The DC-10 never had a chance. It was a fine aircraft, even though at that point in time it was still under a cloud of controversy resulting from incidents in Paris and Chicago. But when you lose that much wing you’re no longer in a flying machine, you’re in an aluminum rock. That’s how the Ten came in: straight down and spiraling.
But the 747, as I was telling Wilbur Wright just the other day, ranks up there with the DC-3 Gooney Bird and the Fokker-Aerospatiale HST as one of the most reliable hunks of airframe ever designed.

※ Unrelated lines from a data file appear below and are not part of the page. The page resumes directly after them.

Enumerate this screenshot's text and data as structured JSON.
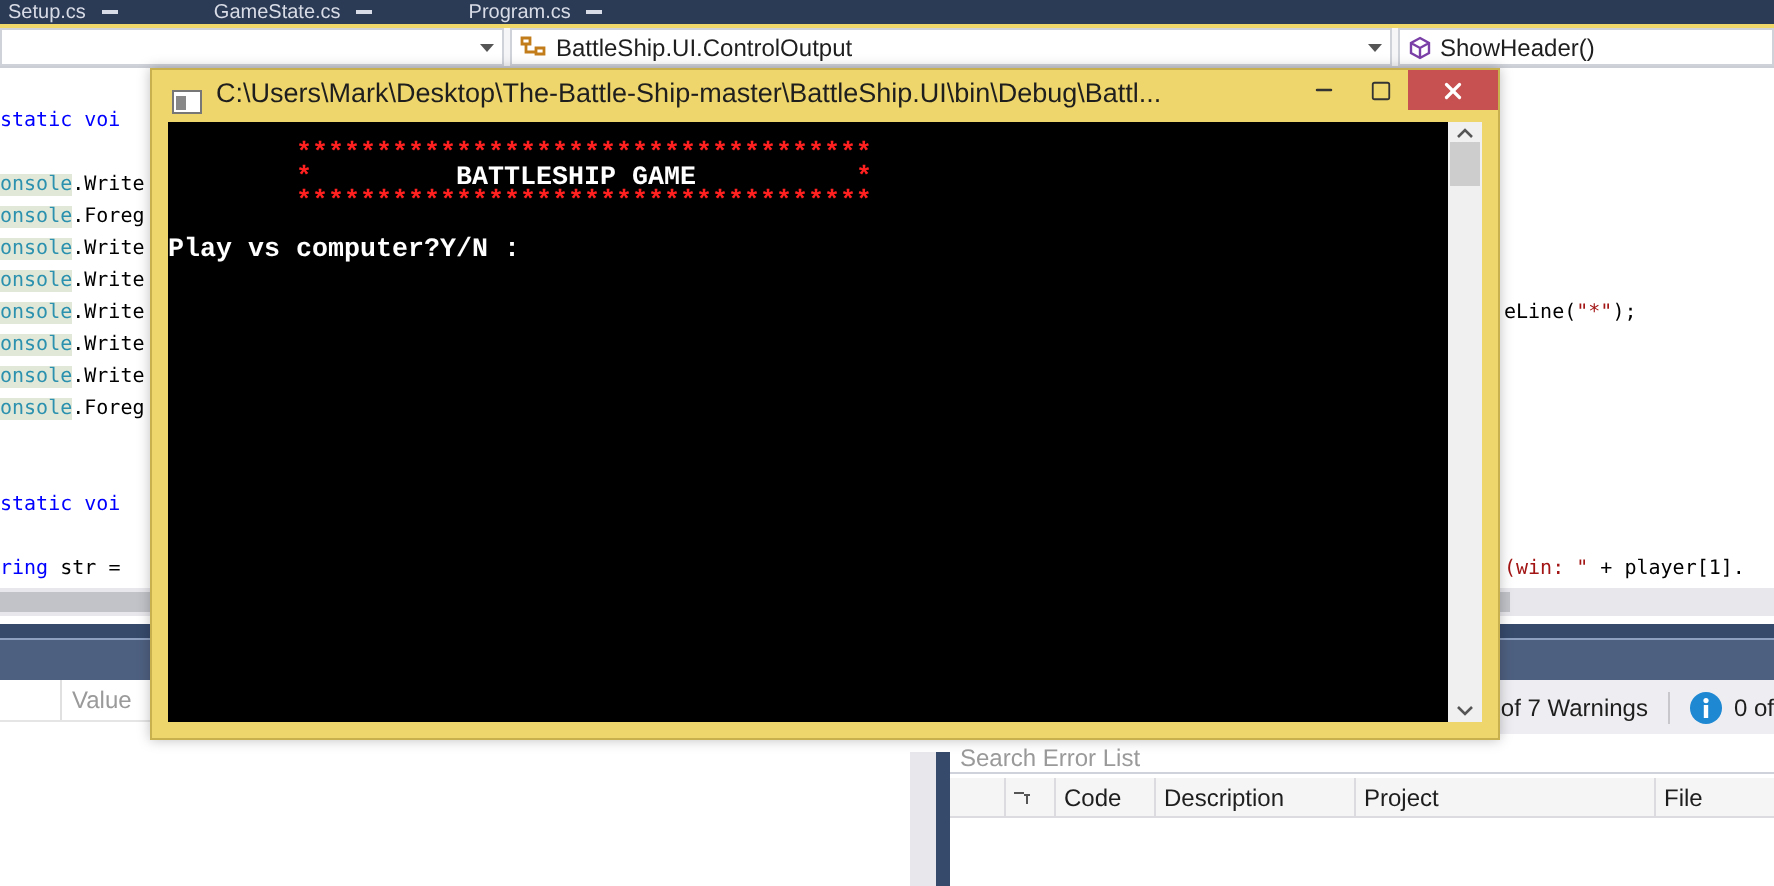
{
  "editor_tabs": [
    {
      "label": "Setup.cs"
    },
    {
      "label": "GameState.cs"
    },
    {
      "label": "Program.cs"
    }
  ],
  "nav_bar": {
    "type_dropdown": "BattleShip.UI.ControlOutput",
    "member_dropdown": "ShowHeader()"
  },
  "code_lines": [
    {
      "highlighted": false
    },
    {
      "highlighted": false,
      "left": [
        {
          "kind": "keyword",
          "text": "static voi"
        }
      ]
    },
    {
      "highlighted": false
    },
    {
      "highlighted": true,
      "left": [
        {
          "kind": "type",
          "text": "onsole"
        },
        {
          "kind": "plain",
          "text": ".Write"
        }
      ]
    },
    {
      "highlighted": true,
      "left": [
        {
          "kind": "type",
          "text": "onsole"
        },
        {
          "kind": "plain",
          "text": ".Foreg"
        }
      ]
    },
    {
      "highlighted": true,
      "left": [
        {
          "kind": "type",
          "text": "onsole"
        },
        {
          "kind": "plain",
          "text": ".Write"
        }
      ]
    },
    {
      "highlighted": true,
      "left": [
        {
          "kind": "type",
          "text": "onsole"
        },
        {
          "kind": "plain",
          "text": ".Write"
        }
      ]
    },
    {
      "highlighted": true,
      "left": [
        {
          "kind": "type",
          "text": "onsole"
        },
        {
          "kind": "plain",
          "text": ".Write"
        }
      ],
      "right": [
        {
          "kind": "plain",
          "text": "eLine("
        },
        {
          "kind": "string",
          "text": "\"*\""
        },
        {
          "kind": "plain",
          "text": ");"
        }
      ]
    },
    {
      "highlighted": true,
      "left": [
        {
          "kind": "type",
          "text": "onsole"
        },
        {
          "kind": "plain",
          "text": ".Write"
        }
      ]
    },
    {
      "highlighted": true,
      "left": [
        {
          "kind": "type",
          "text": "onsole"
        },
        {
          "kind": "plain",
          "text": ".Write"
        }
      ]
    },
    {
      "highlighted": true,
      "left": [
        {
          "kind": "type",
          "text": "onsole"
        },
        {
          "kind": "plain",
          "text": ".Foreg"
        }
      ]
    },
    {
      "highlighted": false
    },
    {
      "highlighted": false
    },
    {
      "highlighted": false,
      "left": [
        {
          "kind": "keyword",
          "text": "static voi"
        }
      ]
    },
    {
      "highlighted": false
    },
    {
      "highlighted": false,
      "left": [
        {
          "kind": "keyword",
          "text": "ring"
        },
        {
          "kind": "plain",
          "text": " str ="
        }
      ],
      "right": [
        {
          "kind": "string",
          "text": "(win: \""
        },
        {
          "kind": "plain",
          "text": " + player[1]."
        }
      ]
    }
  ],
  "watch_panel": {
    "columns": [
      "Value"
    ]
  },
  "error_list": {
    "warnings": "of 7 Warnings",
    "messages": "0 of",
    "search": {
      "placeholder": "Search Error List"
    },
    "columns": [
      "Code",
      "Description",
      "Project",
      "File"
    ]
  },
  "console_window": {
    "title": "C:\\Users\\Mark\\Desktop\\The-Battle-Ship-master\\BattleShip.UI\\bin\\Debug\\Battl...",
    "banner": {
      "top": "************************************",
      "left": "*",
      "title": "BATTLESHIP GAME",
      "right": "*",
      "bottom": "************************************"
    },
    "prompt": "Play vs computer?Y/N :"
  }
}
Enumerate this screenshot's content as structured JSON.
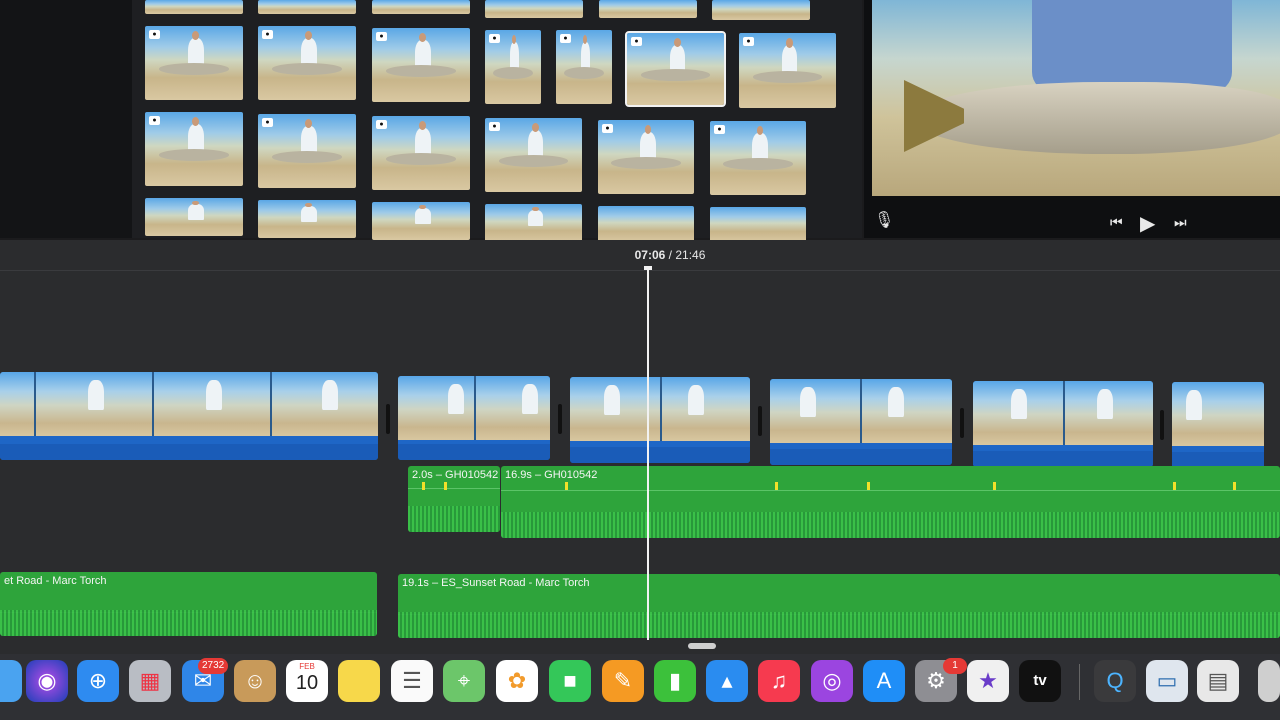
{
  "viewer": {
    "controls": {
      "mic_icon": "microphone-icon",
      "prev_icon": "skip-back-icon",
      "play_icon": "play-icon",
      "next_icon": "skip-forward-icon"
    }
  },
  "timeline": {
    "current_time": "07:06",
    "separator": "/",
    "total_time": "21:46",
    "audio_clips": [
      {
        "label": "2.0s – GH010542"
      },
      {
        "label": "16.9s – GH010542"
      }
    ],
    "music_clips": [
      {
        "label": "et Road - Marc Torch"
      },
      {
        "label": "19.1s – ES_Sunset Road - Marc Torch"
      }
    ]
  },
  "dock": {
    "apps": [
      {
        "name": "finder",
        "glyph": ""
      },
      {
        "name": "siri",
        "glyph": "◉"
      },
      {
        "name": "safari",
        "glyph": "⊕"
      },
      {
        "name": "launchpad",
        "glyph": "▦"
      },
      {
        "name": "mail",
        "glyph": "✉",
        "badge": "2732"
      },
      {
        "name": "contacts",
        "glyph": "☺"
      },
      {
        "name": "calendar",
        "month": "FEB",
        "day": "10"
      },
      {
        "name": "notes",
        "glyph": ""
      },
      {
        "name": "reminders",
        "glyph": "☰"
      },
      {
        "name": "maps",
        "glyph": "⌖"
      },
      {
        "name": "photos",
        "glyph": "✿"
      },
      {
        "name": "facetime",
        "glyph": "■"
      },
      {
        "name": "pages",
        "glyph": "✎"
      },
      {
        "name": "numbers",
        "glyph": "▮"
      },
      {
        "name": "keynote",
        "glyph": "▴"
      },
      {
        "name": "music",
        "glyph": "♫"
      },
      {
        "name": "podcasts",
        "glyph": "◎"
      },
      {
        "name": "app-store",
        "glyph": "A"
      },
      {
        "name": "system-settings",
        "glyph": "⚙",
        "badge": "1"
      },
      {
        "name": "imovie",
        "glyph": "★"
      },
      {
        "name": "tv",
        "glyph": "tv"
      },
      {
        "name": "quicktime",
        "glyph": "Q"
      },
      {
        "name": "preview",
        "glyph": "▭"
      },
      {
        "name": "folder",
        "glyph": "▤"
      },
      {
        "name": "trash",
        "glyph": ""
      }
    ]
  }
}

It’s true that this one came out of the collision in better shape than the DC-10, and there is no doubt it was mortally wounded. But the grand old whale managed to pull up into straight and level flight and maintain it. Who knows what might have been possible if that mountain hadn’t got in the way?
And it retained a surprising amount of structural integrity as it belly-flopped and rolled over–a maneuver no one at Boeing had envisioned in their design parameters. The proof of this could be seen in the state of the passengers: there were upwards of thirty bodies without a single limb detached. If it hadn’t caught fire, there might even have been some faces intact.
I’ve always thought it would be a spectacular show to witness in your final seconds. Would you really rather die in bed?
Well, maybe so. One way of dying is probably much like any other.